Possibilités d’observation des aurores
L’arrivée de particules solaires entre le 5 et le 6 février augmente les chances d’aurores visibles. Locais avec un ciel clair et une faible pollution lumineuse offre de meilleures conditions.
Photographes et passionnés de l’hémisphère nord préparent du matériel pour enregistrer le phénomène. Les prévisions Aplicativos aident à identifier les moments idéaux.
Même aux latitudes moyennes, des événements violents rendent parfois des aurores perceptibles. Les enregistrements Registros confirment des occurrences sporadiques plus au sud.
L’activité solaire reste élevée
La région AR 4366 continue de tourner vers le centre du disque solaire vu depuis Terra. La position Essa augmente la probabilité d’éjections dirigées vers la planète.
Les prévisions indiquent un maintien de niveaux modérés à élevés dans les prochains jours. Les fusées éclairantes Novas de classe M ou supérieure restent possibles.

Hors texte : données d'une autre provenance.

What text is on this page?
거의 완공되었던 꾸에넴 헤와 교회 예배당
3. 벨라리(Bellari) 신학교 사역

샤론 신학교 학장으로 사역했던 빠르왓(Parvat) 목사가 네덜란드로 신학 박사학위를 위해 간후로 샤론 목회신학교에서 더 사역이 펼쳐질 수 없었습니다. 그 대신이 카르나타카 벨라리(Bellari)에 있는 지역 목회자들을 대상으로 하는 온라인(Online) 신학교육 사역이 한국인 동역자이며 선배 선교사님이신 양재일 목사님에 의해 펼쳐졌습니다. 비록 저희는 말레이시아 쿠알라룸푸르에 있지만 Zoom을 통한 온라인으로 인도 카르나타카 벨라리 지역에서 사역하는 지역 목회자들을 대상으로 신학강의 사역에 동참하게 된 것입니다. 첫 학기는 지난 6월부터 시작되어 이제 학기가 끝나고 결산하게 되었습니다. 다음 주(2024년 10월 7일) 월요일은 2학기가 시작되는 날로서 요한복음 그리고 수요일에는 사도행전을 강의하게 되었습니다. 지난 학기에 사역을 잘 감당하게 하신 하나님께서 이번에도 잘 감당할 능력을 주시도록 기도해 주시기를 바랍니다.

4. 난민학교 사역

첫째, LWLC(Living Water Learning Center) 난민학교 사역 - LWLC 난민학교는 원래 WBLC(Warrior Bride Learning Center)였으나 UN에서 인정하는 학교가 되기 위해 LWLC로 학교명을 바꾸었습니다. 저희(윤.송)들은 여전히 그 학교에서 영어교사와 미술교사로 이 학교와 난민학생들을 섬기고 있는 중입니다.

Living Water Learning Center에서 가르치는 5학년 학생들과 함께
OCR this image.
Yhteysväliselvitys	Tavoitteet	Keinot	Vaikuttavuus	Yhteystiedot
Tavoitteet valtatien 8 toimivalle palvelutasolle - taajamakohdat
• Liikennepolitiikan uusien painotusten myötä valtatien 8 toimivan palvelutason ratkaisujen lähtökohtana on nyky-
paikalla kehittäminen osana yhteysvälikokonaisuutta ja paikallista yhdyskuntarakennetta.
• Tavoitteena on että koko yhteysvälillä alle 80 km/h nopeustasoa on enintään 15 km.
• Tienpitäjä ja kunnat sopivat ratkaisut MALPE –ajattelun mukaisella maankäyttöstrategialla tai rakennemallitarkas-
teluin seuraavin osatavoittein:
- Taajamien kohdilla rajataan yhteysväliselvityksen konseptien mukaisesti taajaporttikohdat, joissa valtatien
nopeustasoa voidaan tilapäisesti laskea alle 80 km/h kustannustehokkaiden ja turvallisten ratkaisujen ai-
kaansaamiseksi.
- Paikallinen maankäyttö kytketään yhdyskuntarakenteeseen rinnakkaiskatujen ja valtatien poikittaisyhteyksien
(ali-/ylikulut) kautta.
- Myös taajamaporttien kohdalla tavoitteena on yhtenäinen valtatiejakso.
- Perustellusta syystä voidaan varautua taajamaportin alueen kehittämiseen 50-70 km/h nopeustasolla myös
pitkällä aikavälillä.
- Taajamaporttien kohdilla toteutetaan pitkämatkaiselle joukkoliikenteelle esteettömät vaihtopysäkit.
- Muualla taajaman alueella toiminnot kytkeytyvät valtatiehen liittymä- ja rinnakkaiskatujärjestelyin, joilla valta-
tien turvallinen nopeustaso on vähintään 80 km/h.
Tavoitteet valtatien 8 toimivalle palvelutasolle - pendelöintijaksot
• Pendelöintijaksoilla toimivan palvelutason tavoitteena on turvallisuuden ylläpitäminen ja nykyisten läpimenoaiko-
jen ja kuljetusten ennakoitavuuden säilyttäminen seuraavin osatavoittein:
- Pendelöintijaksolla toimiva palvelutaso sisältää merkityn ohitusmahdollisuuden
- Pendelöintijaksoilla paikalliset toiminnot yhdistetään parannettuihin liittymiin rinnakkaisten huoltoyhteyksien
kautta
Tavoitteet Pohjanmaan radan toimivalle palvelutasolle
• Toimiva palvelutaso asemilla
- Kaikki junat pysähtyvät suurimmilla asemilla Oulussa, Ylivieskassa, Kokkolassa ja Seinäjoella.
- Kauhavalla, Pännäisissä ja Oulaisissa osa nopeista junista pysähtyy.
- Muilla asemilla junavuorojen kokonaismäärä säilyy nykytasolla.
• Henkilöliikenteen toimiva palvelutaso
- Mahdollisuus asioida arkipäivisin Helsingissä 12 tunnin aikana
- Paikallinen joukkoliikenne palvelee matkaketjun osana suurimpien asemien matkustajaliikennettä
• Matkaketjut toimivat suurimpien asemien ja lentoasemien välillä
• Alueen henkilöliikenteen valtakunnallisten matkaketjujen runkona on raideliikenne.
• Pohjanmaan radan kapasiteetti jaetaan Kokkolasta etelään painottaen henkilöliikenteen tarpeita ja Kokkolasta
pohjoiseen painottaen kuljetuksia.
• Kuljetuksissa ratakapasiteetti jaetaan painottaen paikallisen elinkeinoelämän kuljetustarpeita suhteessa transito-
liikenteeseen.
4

Les scientifiques suivent l’évolution de la tache jusqu’à sa disparition du côté opposé de Sol. Ciclos de rotation est effectué environ tous les 27 jours.
Comportement naturel de Sol
Les éruptions solaires font partie du fonctionnement normal de l’étoile. Les aimants Campos générés à l’intérieur émergent et se réorganisent en surface.
L’énergie accumulée est libérée par éclairs qui durent quelques minutes. Parte de cette énergie accélère les particules voyageant dans l’espace.
Une meilleure compréhension vous permet de prévoir les impacts plus tôt. Le Observações continu affine les modèles de prédiction spatiale.
La séquence observée en février 2026 renforce l’importance d’une surveillance constante. Les Dados collectés contribuent aux études à long terme sur le comportement solaire.